Being a single mother can have its challenges no matter what your children’s needs are. When you are raising an autistic child on your own, the unique needs can be a little more overwhelming. Many childcare providers won’t know how to meet the needs of your child, and you may have to work extra hours to help cover medical costs and special school. Here are a few hints that may help free up some of your finances or time to best care for your autistic child.
Grants for Single Mothers
A grant is a financial form of assistance given to individuals who need it, by the government, other organizations, trusts, foundations, and businesses, to name a few. Unlike a loan, grants are freely given — you don’t have to pay them back. Individuals who are eligible for grants typically have to apply for them, and a board of directors decides who is most eligible to receive them. Grants for single moms are more prevalent than many single mothers realize. Grants can be difficult to get, but if you have a particularly challenging situation, doors may open for you. It can take some persistence, but being awarded a grant can dramatically improve your quality of life and the quality of life of your children.

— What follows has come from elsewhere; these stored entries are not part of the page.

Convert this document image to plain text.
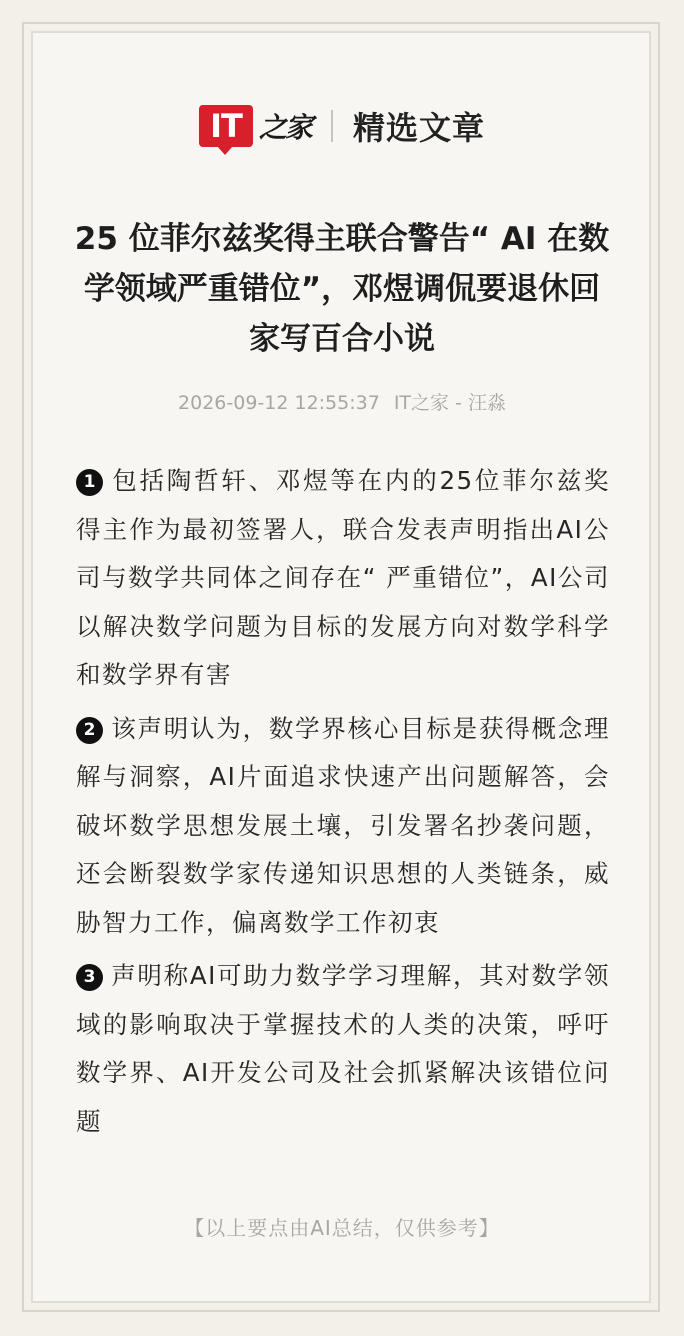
IT 之家 精选文章
25 位菲尔兹奖得主联合警告“ AI 在数学领域严重错位”，邓煜调侃要退休回家写百合小说
2026-09-12 12:55:37 IT之家 - 汪淼
1 包括陶哲轩、邓煜等在内的25位菲尔兹奖得主作为最初签署人，联合发表声明指出AI公司与数学共同体之间存在“ 严重错位”，AI公司以解决数学问题为目标的发展方向对数学科学和数学界有害
2 该声明认为，数学界核心目标是获得概念理解与洞察，AI片面追求快速产出问题解答，会破坏数学思想发展土壤，引发署名抄袭问题，还会断裂数学家传递知识思想的人类链条，威胁智力工作，偏离数学工作初衷
3 声明称AI可助力数学学习理解，其对数学领域的影响取决于掌握技术的人类的决策，呼吁数学界、AI开发公司及社会抓紧解决该错位问题
【以上要点由AI总结，仅供参考】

The average person may not have the skills needed to care for a child with autism, which can make childcare challenging to find if you have a full or part-time job. Some even struggle to secure the help of family members who may be inexperienced at caring for a child with a disability. Many single moms with autistic children have found some help by getting involved with local autism support groups. If you can’t afford special care, you can network with other moms who may be in a similar situation and willing to share and trade babysitting. Since these parents already have children in a similar situation, they will be skilled in knowing how to best care for your child while you are at work.
Workplaces are discovering the value of offering their employees flexible hours. Giving employees options of when to work helps increase employee retention. Seek a job with flexible hours, so you’re able to work when you can find childcare, and spend time with your children when they most need you.